One of the nights, James had whispered that back runs and motor car rides were the only things that quieted Harry when he was a baby.

Harry felt like a baby now.

"Giving up is never the answer, little man," James said. "Whatever would have happened if I'd given up all the times I wanted to? Well. We wouldn't have you, would we? And what a terrible loss for the world it would be not to have my Harry in it!"

"Not that much of one," muttered Harry.

"No, that's not true. You have no idea, Harry, how much light and love and hope you brought to the world. You came into my life at a time when me and everyone around me needed something to believe in, something to remind us what love was worth. You were hope wrapped in a blanket to us. And it isn't just us you were that sort of hope for... Millions of others have found hope because of the story of you."

Harry shook his head.

"I love you, Harry."

Harry's face crumpled against the fabric of the pillow. "I just wish you were really here and not just in my head," he murmured.

James just kept rubbing his back in that perfectly weighted way, his fingers stroking along Harry's spine, up and down, pausing to massage the thick knot between his shoulders.
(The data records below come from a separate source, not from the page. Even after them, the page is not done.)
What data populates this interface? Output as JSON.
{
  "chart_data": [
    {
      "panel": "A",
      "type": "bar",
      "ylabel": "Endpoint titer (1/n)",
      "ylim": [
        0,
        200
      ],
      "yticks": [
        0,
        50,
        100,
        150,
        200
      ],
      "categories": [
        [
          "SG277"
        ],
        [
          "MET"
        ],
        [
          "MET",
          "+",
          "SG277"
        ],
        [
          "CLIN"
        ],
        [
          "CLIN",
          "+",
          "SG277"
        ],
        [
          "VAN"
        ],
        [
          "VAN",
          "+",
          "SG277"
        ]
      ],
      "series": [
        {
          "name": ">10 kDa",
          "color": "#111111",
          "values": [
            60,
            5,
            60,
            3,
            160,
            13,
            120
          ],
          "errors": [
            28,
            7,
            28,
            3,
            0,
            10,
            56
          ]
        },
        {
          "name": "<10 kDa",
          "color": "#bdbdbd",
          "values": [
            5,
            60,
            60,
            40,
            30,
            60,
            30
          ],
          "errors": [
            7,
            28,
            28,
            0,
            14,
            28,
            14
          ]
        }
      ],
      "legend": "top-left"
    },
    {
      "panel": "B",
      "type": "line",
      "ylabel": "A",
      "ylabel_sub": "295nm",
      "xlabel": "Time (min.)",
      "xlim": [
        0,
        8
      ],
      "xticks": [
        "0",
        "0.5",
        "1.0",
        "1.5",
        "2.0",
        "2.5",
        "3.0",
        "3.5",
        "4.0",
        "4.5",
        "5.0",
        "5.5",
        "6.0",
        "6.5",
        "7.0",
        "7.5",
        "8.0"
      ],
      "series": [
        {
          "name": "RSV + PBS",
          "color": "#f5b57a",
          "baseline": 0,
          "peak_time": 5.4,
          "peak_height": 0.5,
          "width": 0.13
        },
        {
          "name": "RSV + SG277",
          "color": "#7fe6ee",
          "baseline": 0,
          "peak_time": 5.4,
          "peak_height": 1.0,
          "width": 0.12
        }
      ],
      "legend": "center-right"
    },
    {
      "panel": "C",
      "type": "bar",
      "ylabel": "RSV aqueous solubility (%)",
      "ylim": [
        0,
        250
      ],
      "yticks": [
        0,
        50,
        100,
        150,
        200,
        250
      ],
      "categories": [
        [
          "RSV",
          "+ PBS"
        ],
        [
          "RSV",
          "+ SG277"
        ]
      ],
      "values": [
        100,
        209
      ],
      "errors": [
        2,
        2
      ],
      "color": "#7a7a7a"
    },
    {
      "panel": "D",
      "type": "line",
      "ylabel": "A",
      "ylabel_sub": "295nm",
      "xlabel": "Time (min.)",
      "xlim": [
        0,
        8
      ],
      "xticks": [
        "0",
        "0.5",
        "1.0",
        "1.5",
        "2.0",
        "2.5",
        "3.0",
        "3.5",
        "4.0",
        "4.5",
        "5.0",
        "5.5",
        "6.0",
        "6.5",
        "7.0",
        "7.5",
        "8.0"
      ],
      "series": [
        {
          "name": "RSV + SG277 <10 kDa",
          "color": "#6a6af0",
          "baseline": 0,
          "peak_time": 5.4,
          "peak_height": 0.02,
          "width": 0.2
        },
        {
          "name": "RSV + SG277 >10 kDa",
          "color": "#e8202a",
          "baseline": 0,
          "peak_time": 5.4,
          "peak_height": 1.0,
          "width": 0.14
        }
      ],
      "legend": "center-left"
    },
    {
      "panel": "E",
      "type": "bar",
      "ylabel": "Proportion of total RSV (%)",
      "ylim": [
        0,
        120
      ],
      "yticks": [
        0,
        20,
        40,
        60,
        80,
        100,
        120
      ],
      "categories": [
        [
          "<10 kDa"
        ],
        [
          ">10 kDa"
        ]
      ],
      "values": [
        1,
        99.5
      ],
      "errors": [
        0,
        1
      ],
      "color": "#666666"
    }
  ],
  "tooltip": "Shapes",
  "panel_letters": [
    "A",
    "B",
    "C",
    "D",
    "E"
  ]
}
"I wish you didn't have to go away," Harry whispered.

"I'm never far from you," James said.

Harry's breathing was becoming more even the longer the dream went on, and the feeling of anxiety and fear and doom eased slowly. The idea of a great looming black shadow that seemed to be the end of his life and the end of the week was dissolving.

Finally, Harry was able to fall asleep in the dream and the dream of James ended as he fell into another.

But James stayed rubbing Harry's back long after he was asleep, murmuring, "You're so brave, son... You're so very brave," until he felt Lily's love pulling him back.